Organize policy files and test files in the same directory; name test rules with the `test_` prefix inside a package named `<policy_package>_test` (e.g., `package authz_test`).
Write test rules that assert expected `allow` or `deny` values by calling the policy rules with mock input objects: `test_deny_missing_label { deny[_] with input as {...} }`.
Run `opa test ./policies/ -v` to execute all test rules; `-v` prints each test name and pass/fail status.
Add `--coverage` to produce a line-level coverage report: `opa test ./policies/ --coverage | jq '.coverage'` shows the percentage and uncovered lines.
Integrate into CI by checking the exit code: `opa test` exits 0 on all pass, 1 on test failure, 2 on error; fail the pipeline on non-zero.
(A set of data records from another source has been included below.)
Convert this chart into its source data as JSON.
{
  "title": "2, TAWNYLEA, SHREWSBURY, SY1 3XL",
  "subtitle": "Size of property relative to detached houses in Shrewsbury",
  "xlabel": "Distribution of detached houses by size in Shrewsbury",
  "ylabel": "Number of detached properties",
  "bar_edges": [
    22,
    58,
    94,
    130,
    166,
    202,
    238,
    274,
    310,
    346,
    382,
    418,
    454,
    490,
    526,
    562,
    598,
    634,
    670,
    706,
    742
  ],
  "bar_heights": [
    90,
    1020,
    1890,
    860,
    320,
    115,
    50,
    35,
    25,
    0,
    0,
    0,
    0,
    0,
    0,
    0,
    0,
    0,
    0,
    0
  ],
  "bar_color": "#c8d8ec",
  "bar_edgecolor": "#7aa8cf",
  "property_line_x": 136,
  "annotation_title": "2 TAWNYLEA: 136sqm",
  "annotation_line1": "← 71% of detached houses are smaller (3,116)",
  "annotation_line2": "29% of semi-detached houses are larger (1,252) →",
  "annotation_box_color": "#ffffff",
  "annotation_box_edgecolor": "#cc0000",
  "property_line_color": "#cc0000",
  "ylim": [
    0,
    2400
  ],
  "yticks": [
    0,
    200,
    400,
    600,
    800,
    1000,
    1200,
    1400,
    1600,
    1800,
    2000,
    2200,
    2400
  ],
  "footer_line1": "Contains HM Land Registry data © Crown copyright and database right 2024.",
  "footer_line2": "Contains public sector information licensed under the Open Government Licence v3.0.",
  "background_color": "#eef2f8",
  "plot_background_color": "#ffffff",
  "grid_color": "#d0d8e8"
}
Use `opa test . --threshold 80` to enforce a minimum coverage percentage and fail the CI step if coverage falls below the threshold.
Known gotchas
Test files must end in `_test.rego` or the test rules must start with `test_`; OPA does not run rules that start with `test_` in non-test evaluation, but does in `opa test`.
`opa test` coverage counts lines in all provided `.rego` files, including helper utilities; exclude vendor or third-party policy files from the path to avoid inflating uncovered line counts.
The `--coverage` flag emits JSON to stdout; piping to `jq` or storing to a file is required to parse coverage metrics in CI.